There’s a deep anger about this legislative process and about congress itself among many Americans, the kind that doesn’t fade easily. Unlike the clear majority of Americans favoring past healthcare reforms, there is no natural or national majority for this bill — the proof of that is that Democrats have been able to pass a bill for a year, and even the day before a vote is scheduled, they are still bickering among themselves and don’t have a clear path to a majority vote.
As for Republicans and Independents. the vast majority of whom oppose this measure, their opposition to the Obama agenda gives them a great deal in common as they stand together athwart history yelling “Stop!”

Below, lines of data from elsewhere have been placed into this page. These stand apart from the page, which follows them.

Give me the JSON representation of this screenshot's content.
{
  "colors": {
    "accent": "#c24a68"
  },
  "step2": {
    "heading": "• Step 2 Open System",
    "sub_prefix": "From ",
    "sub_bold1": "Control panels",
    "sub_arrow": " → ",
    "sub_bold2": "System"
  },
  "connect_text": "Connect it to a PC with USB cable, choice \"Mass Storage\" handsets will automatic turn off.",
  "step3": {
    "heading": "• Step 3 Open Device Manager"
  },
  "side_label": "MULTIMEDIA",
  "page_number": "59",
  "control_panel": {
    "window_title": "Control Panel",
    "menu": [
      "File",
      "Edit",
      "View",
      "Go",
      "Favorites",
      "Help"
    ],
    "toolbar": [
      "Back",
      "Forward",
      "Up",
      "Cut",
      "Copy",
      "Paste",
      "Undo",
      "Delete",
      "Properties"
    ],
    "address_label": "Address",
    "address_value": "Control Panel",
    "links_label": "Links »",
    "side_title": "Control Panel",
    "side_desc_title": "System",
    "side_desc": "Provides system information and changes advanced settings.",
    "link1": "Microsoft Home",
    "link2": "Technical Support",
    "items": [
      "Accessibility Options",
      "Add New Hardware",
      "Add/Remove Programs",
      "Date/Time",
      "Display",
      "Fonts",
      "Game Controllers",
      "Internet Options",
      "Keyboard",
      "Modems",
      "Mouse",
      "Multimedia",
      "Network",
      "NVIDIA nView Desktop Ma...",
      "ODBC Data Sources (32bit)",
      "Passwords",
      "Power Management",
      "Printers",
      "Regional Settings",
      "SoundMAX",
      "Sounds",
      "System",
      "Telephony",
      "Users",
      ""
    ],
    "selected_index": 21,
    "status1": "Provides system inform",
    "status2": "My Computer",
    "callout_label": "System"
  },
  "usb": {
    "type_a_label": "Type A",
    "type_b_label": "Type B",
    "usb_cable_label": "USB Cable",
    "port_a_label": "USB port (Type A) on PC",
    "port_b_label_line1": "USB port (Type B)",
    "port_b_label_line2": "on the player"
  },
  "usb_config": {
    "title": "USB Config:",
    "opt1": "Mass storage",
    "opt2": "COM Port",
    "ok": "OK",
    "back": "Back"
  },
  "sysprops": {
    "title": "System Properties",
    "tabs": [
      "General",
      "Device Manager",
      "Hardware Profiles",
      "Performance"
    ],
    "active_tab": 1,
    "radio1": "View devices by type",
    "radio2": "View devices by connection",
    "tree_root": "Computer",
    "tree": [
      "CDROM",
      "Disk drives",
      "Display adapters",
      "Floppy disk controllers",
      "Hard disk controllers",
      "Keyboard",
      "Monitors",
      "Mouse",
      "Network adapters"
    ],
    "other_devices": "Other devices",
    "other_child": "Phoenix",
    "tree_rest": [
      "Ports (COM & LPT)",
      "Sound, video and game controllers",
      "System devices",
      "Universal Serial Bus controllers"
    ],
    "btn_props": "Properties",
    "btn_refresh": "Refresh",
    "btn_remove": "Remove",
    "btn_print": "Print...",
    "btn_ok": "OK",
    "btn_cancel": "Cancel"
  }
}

Moreover, there is a great deal of fury over the arrogance and rank corruption of America’s legislators. Matthew Continetti: “When you bake a cake, everything depends on the selection of ingredients and the manner of preparation. So, too, with the law. Health care reform’s inputs — the partisanship, the special deals, the procedural tricks, the budgetary gimmicks — will directly affect its outputs, i.e., its consequences. They are part and parcel of a $1 trillion-plus health bill that will raise taxes, cut Medicare, become ridiculously expensive sooner rather than later, and poison politics for a long time to come…The process is the substance.” Many of the opponents of this legislation don’t think simply that it’s a bad bill — they think it is an illegitimate bill.
There’s a need for real healthcare reform that is simple, incremental, and relies on decentralized solutions, and market solutions whenever possible. There is a need to control runaway entitlement spending. There’s an urgent need to get the skyrocketing deficit under control. Top-down, centrally imposed grand schemes for new entitlements are the wrong fantasy at the wrong time, and we think a clear majority of Americans know this. We may be wrong, but we expect the anti-Washington mood to grow, and we expect November to reveal that, while we may be a deeply divided country, we are no longer such a closely divided country.